Graph Neural Networks


Permutation In-/Equi-varience on Graphs

Let \(\mathbf{P}\) be a permutation matrix.

Invariance   Invariant function outputs the same value for all permutations of the node index. This is required by graph-level tasks.

\[ f(\mathbf{PX}, \mathbf{PAP}^\top) = f(\mathbf{X}, \mathbf{A}) \]

Equivariance   Equivariant function outputs the permuted value for all permutations of the node index. This is required by node-/edge-level tasks.

\[ f(\mathbf{PX}, \mathbf{PAP}^\top) = \mathbf{P}f(\mathbf{X}, \mathbf{A}) \]

General Convolution

Continuous 1-D Convolution

\[ \DeclareMathOperator{\mean}{\mathrm{mean}} \DeclareMathOperator{\diag}{\mathrm{diag}} \DeclareMathOperator{\relu}{\mathrm{ReLU}} \DeclareMathOperator{\elu}{\rm{E{\small LU}}} \DeclareMathOperator{\leakyrelu}{\mathrm{LeakyReLU}} \DeclareMathOperator{\batchnorm}{\mathrm{BN}} \DeclareMathOperator{\softmax}{\mathrm{softmax}} \DeclareMathOperator{\msg}{\rm M{\small SG}} \DeclareMathOperator{\agg}{\rm A{\small GG}} \DeclareMathOperator{\mlp}{\rm{M{\small LP}}} \DeclareMathOperator{\ltwonorm}{\mathscr{l}_2\mathrm{-norm}} \def\dd{\mathrm{d}} (f * g)(t) := \int_{-\infty}^{\infty} f(\tau) g(t-\tau) \dd\tau \]

Discrete 1-D Convolution

\[ (f * g)[n] := \sum_{m=-\infty}^{\infty} f[m] g[n-m] \]

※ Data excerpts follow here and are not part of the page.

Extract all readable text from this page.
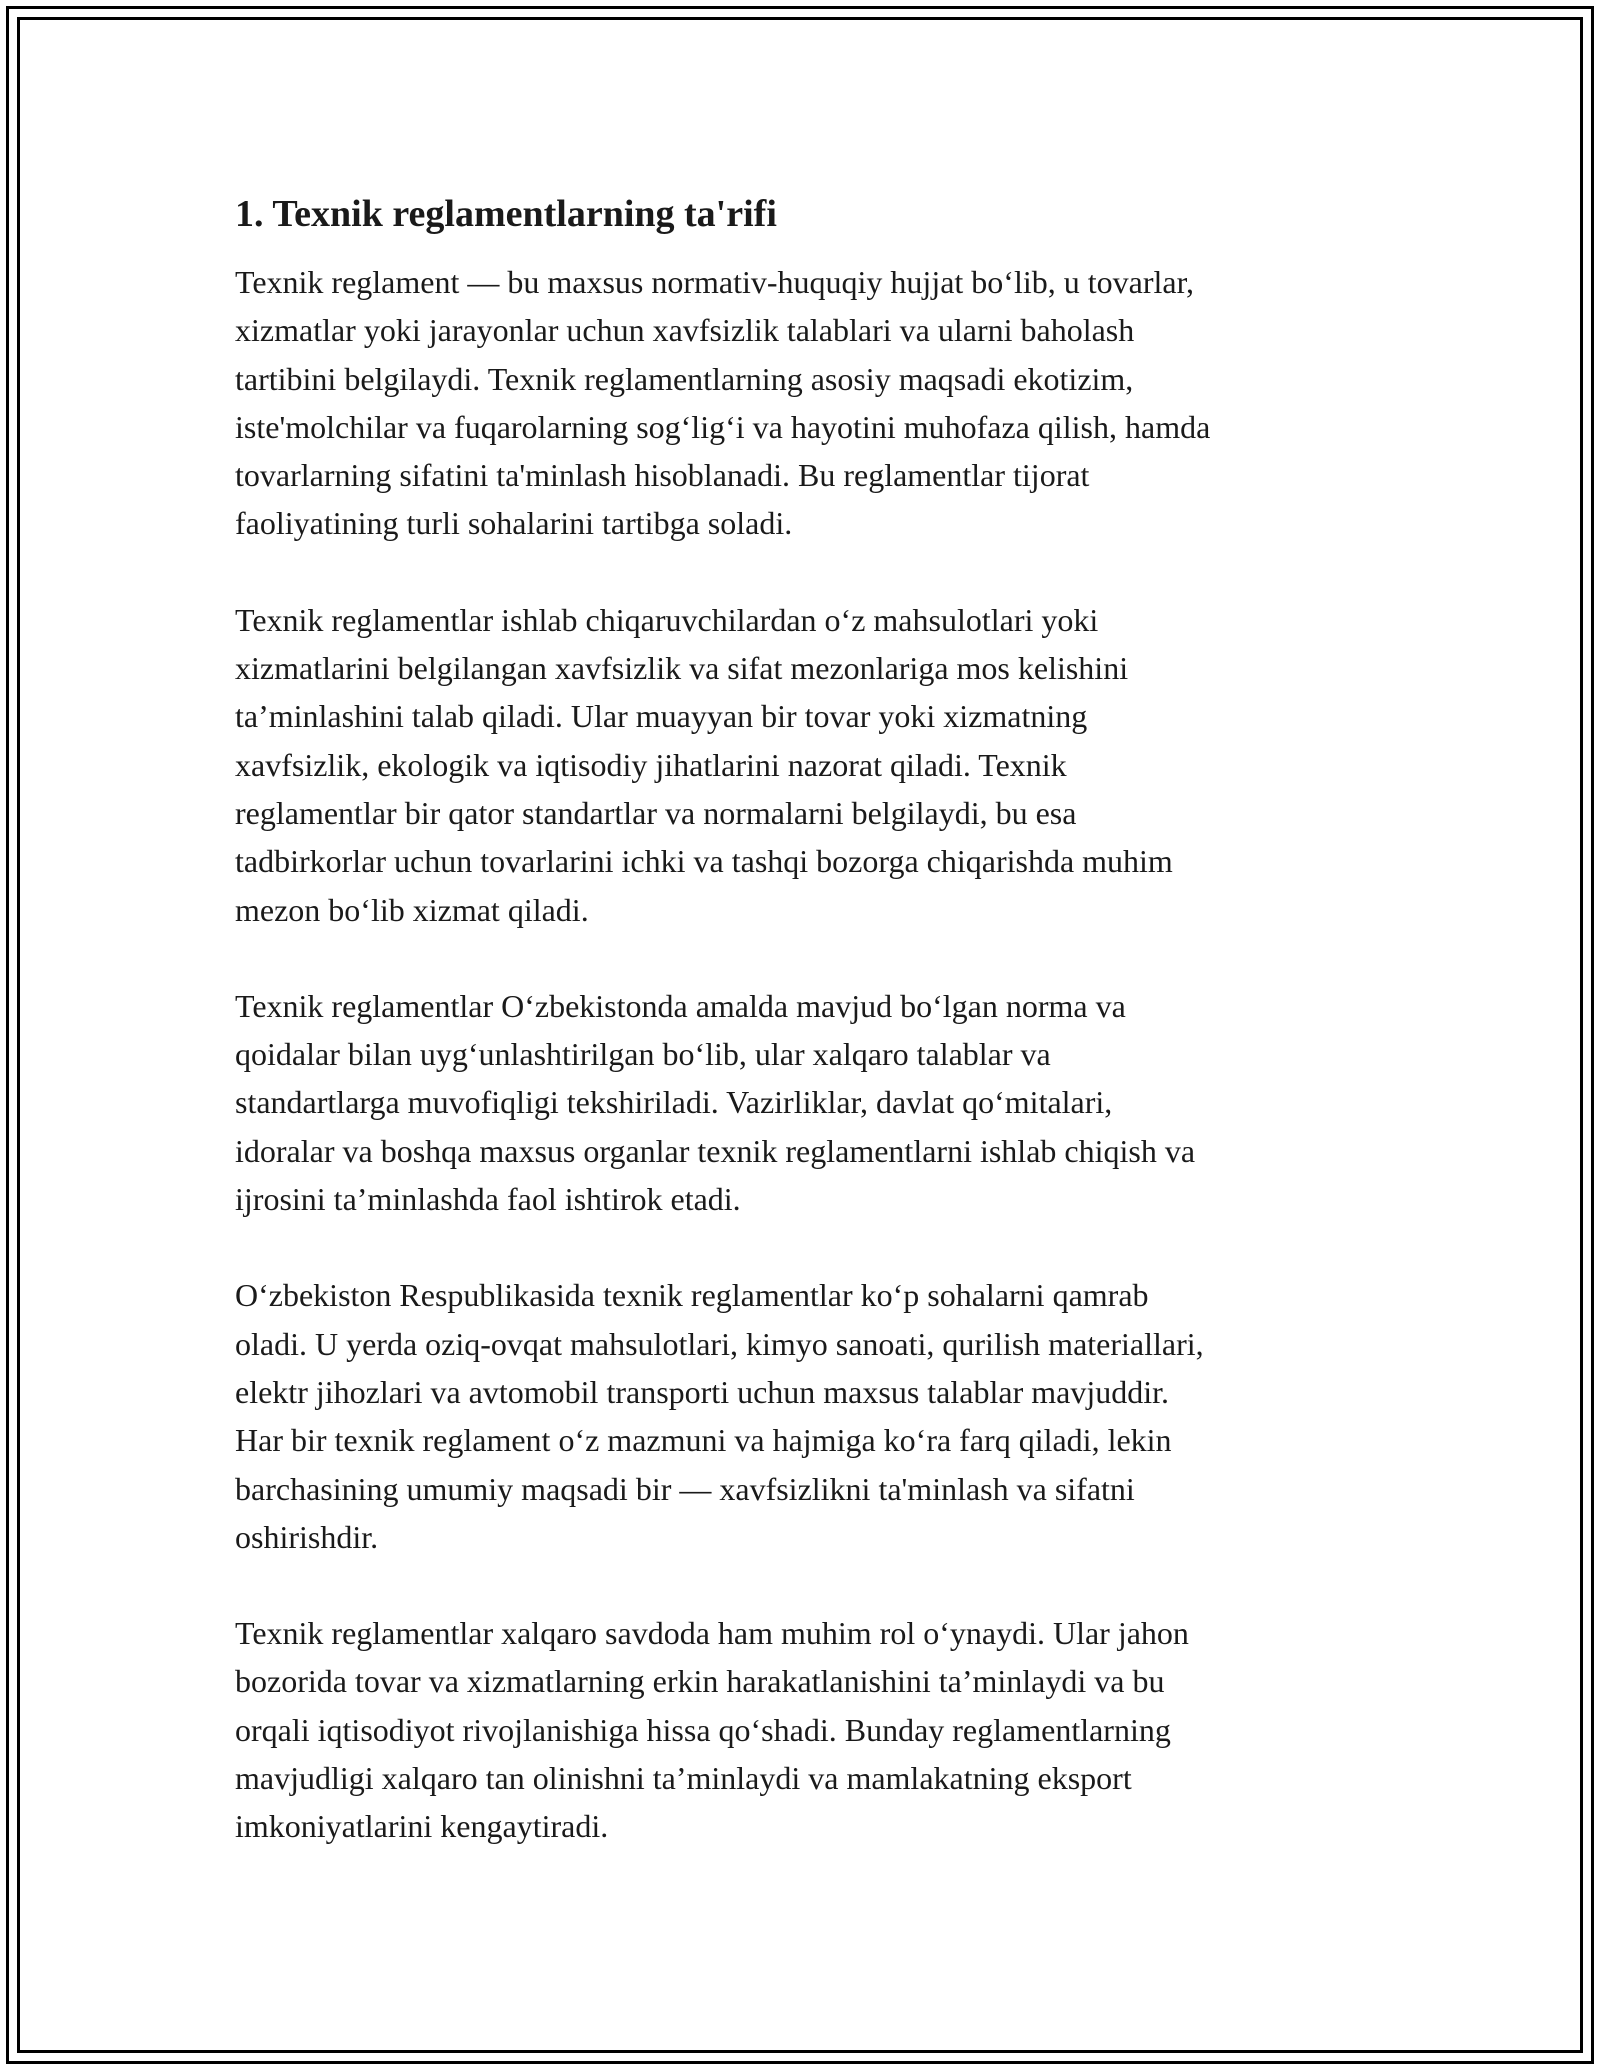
1. Texnik reglamentlarning ta'rifi

Texnik reglament — bu maxsus normativ-huquqiy hujjat bo‘lib, u tovarlar,
xizmatlar yoki jarayonlar uchun xavfsizlik talablari va ularni baholash
tartibini belgilaydi. Texnik reglamentlarning asosiy maqsadi ekotizim,
iste'molchilar va fuqarolarning sog‘lig‘i va hayotini muhofaza qilish, hamda
tovarlarning sifatini ta'minlash hisoblanadi. Bu reglamentlar tijorat
faoliyatining turli sohalarini tartibga soladi.

Texnik reglamentlar ishlab chiqaruvchilardan o‘z mahsulotlari yoki
xizmatlarini belgilangan xavfsizlik va sifat mezonlariga mos kelishini
ta’minlashini talab qiladi. Ular muayyan bir tovar yoki xizmatning
xavfsizlik, ekologik va iqtisodiy jihatlarini nazorat qiladi. Texnik
reglamentlar bir qator standartlar va normalarni belgilaydi, bu esa
tadbirkorlar uchun tovarlarini ichki va tashqi bozorga chiqarishda muhim
mezon bo‘lib xizmat qiladi.

Texnik reglamentlar O‘zbekistonda amalda mavjud bo‘lgan norma va
qoidalar bilan uyg‘unlashtirilgan bo‘lib, ular xalqaro talablar va
standartlarga muvofiqligi tekshiriladi. Vazirliklar, davlat qo‘mitalari,
idoralar va boshqa maxsus organlar texnik reglamentlarni ishlab chiqish va
ijrosini ta’minlashda faol ishtirok etadi.

O‘zbekiston Respublikasida texnik reglamentlar ko‘p sohalarni qamrab
oladi. U yerda oziq-ovqat mahsulotlari, kimyo sanoati, qurilish materiallari,
elektr jihozlari va avtomobil transporti uchun maxsus talablar mavjuddir.
Har bir texnik reglament o‘z mazmuni va hajmiga ko‘ra farq qiladi, lekin
barchasining umumiy maqsadi bir — xavfsizlikni ta'minlash va sifatni
oshirishdir.

Texnik reglamentlar xalqaro savdoda ham muhim rol o‘ynaydi. Ular jahon
bozorida tovar va xizmatlarning erkin harakatlanishini ta’minlaydi va bu
orqali iqtisodiyot rivojlanishiga hissa qo‘shadi. Bunday reglamentlarning
mavjudligi xalqaro tan olinishni ta’minlaydi va mamlakatning eksport
imkoniyatlarini kengaytiradi.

This can be viewed as a multiplication with a circulant matrix.

\[ \begin{pmatrix} \dots \\ h_{0} \\ h_{1} \\ h_{2} \\ \dots \end{pmatrix} = \begin{pmatrix} \dots & \dots & \dots & \dots & \dots \\ \dots & g_{0} & g_{-1} & g_{-2} & \dots \\ \dots & g_{1} & g_{0} & g_{-1} & \dots \\ \dots & g_{2} & g_{1} & g_{0} & \dots \\ \dots & \dots & \dots & \dots & \dots \end{pmatrix} \begin{pmatrix} \dots \\ f_{0} \\ f_{1} \\ f_{2} \\ \dots \end{pmatrix} \]

where \(h = f * g\). For finite-length \(f\) and \(g\), we could diagonize the circulant matrix

\[ \mathbf{h} = \mathbf{\Phi}\diag(\hat{g}_1, \dots, \hat{g}_n)\mathbf{\Phi}^\top \mathbf{f} = \mathbf{\Phi}(\mathbf{\Phi}^\top \mathbf{f})\circ(\mathbf{\Phi}^\top \mathbf{g}). \]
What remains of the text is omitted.